Budget 2026 unlikely to offer tax relief; focus may shift to asset monetisation, credit revival: Ace investors
Veteran investors Raamdeo Agrawal and Manish Chokhani believe Budget 2026 will offer limited tax relief as substantial reforms have already been implemented, including GST reduction from 28% to 18% and income tax exemption increase from ₹6 lakh to ₹12 lakh. The focus is expected to shift towards reviving credit growth to 40-50% levels and asset monetisation through public sector sales, similar to the Vajpayee era privatisation drive of 2000-03.

*this image is generated using AI for illustrative purposes only.
Veteran investors believe the upcoming Union Budget is unlikely to deliver significant tax relief, as the government has already undertaken substantial tax reforms and is now focused on reviving economic growth through alternative measures.
Investors' Budget Outlook
Speaking at a CNBC-TV18 event in Mumbai on January 13, prominent investors shared their expectations for Budget 2026. Raamdeo Agrawal, Chairman and Co-founder of Motilal Oswal Financial Services, and Manish Chokhani, Director at Enam Holdings, both emphasised that the scope for further tax cuts appears limited given recent policy changes.
"There is no question of raising the tax rate, because otherwise they would not have brought down the GST from 28 percent to 18 percent. It's quite a budget in itself," Agrawal said, adding that the government has already "opened the hands".
Tax Reform Assessment
The investors highlighted the extensive tax reforms already implemented by the government. Key changes include substantial reductions in both direct and indirect taxes, creating limited room for additional relief measures.
| Tax Reform Area | Changes Implemented |
|---|---|
| GST Rates | Reduced from 28% to 18% |
| Income Tax Exemption | Increased from ₹6 lakh to ₹12 lakh |
| Interest Rates | Cumulative 125 basis point cut |
| Credit Growth | Improved from 8-9% to 10.5-12% |
Chokhani reinforced this view, stating: "They have already cut your direct taxes. They have already cut your indirect taxes. So, there is nothing to look forward to on that side."
Focus on Credit Revival and Growth
Agrawal emphasised that reviving credit growth remains critical for economic recovery. He noted that credit flow had been curtailed earlier, possibly to control inflation, but now needs restoration to drive growth.

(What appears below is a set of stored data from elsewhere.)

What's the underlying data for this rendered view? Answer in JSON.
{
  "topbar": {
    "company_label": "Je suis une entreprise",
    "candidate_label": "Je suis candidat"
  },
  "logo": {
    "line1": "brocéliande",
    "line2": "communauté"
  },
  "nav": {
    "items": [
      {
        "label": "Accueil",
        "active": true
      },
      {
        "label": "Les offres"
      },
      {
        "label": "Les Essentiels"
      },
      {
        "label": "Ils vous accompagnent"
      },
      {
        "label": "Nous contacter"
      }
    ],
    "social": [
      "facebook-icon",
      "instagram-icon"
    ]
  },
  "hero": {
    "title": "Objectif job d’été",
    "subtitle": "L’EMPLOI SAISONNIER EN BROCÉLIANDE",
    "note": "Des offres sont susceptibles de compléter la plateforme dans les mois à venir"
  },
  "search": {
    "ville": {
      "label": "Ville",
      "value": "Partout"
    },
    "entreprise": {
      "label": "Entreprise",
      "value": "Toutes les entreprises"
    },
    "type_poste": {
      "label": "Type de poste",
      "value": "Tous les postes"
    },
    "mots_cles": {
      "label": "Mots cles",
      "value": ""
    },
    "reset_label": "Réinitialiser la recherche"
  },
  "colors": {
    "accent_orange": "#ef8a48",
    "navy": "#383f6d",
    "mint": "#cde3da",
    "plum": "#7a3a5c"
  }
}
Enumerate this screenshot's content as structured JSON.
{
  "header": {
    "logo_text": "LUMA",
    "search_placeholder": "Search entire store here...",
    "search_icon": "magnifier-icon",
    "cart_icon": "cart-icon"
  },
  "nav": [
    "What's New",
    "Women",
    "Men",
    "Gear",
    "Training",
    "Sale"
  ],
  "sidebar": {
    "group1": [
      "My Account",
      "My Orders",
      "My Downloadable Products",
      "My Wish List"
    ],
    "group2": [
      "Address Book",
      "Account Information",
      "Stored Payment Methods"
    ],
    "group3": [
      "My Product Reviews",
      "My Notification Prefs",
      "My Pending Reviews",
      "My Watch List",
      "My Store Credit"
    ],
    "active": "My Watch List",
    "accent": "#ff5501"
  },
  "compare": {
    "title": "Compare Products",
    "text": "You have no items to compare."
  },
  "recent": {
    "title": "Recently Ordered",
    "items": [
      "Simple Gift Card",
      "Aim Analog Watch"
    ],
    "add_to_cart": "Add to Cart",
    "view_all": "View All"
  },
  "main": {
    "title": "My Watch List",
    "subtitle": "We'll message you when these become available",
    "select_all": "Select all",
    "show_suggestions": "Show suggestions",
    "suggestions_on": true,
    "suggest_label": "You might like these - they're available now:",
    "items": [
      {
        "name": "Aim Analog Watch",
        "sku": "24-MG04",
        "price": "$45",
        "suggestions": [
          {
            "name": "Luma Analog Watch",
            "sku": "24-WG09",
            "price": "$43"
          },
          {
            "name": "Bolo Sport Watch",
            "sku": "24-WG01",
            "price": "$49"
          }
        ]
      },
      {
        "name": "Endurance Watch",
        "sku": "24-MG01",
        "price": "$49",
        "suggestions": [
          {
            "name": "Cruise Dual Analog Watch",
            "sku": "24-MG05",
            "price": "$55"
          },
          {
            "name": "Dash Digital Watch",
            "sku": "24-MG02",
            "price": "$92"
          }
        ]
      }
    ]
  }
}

"They've got to get it back to 40 to 50 percent credit flow. That will give you 11 to 12 percent nominal growth and then it's all evergreen," Agrawal explained. He stressed that raising taxes would not help if economic growth remains weak, stating: "If the economy is not growing, any kind of tax rate is nominal."
Asset Monetisation Strategy
Chokhani suggested that the next phase of resource mobilisation may come from public sector asset sales. He drew parallels to the privatisation drive during the Vajpayee era from 2000-03, which helped revive business sentiment.
"The resource-raising exercise must come now from the public sector. If some of those assets go cheap through private hands, like it started in 2000–03 in the Vajpayee era, it re-ignites animal spirits," Chokhani said.
Private Sector Challenges
Both investors acknowledged current challenges facing private sector investment. Chokhani noted that companies remain cautious amid global uncertainty: "The private sector is clearly not opening the purse strings. They are very uncertain about what's happening in the world right now."
Additional cost pressures from recent labour reforms have also impacted corporate expenses. "Even the labour codes which have come have increased the accounting costs for companies. So, you need to give a profit fillip to the private sector," Chokhani observed.
Capital Gains Perspective
On capital gains taxation, Chokhani termed it a "red herring" that creates unnecessary friction, particularly for foreign investors. He emphasised that returns matter more than marginal tax changes: "I'd rather make a 25 percent gain and pay a 12.5 percent tax than make a 12 percent gain and pay a 10 percent tax."
The investors concluded that markets ultimately depend on business growth rather than tax adjustments, with the real focus needing to be on reviving entrepreneurial confidence and economic momentum.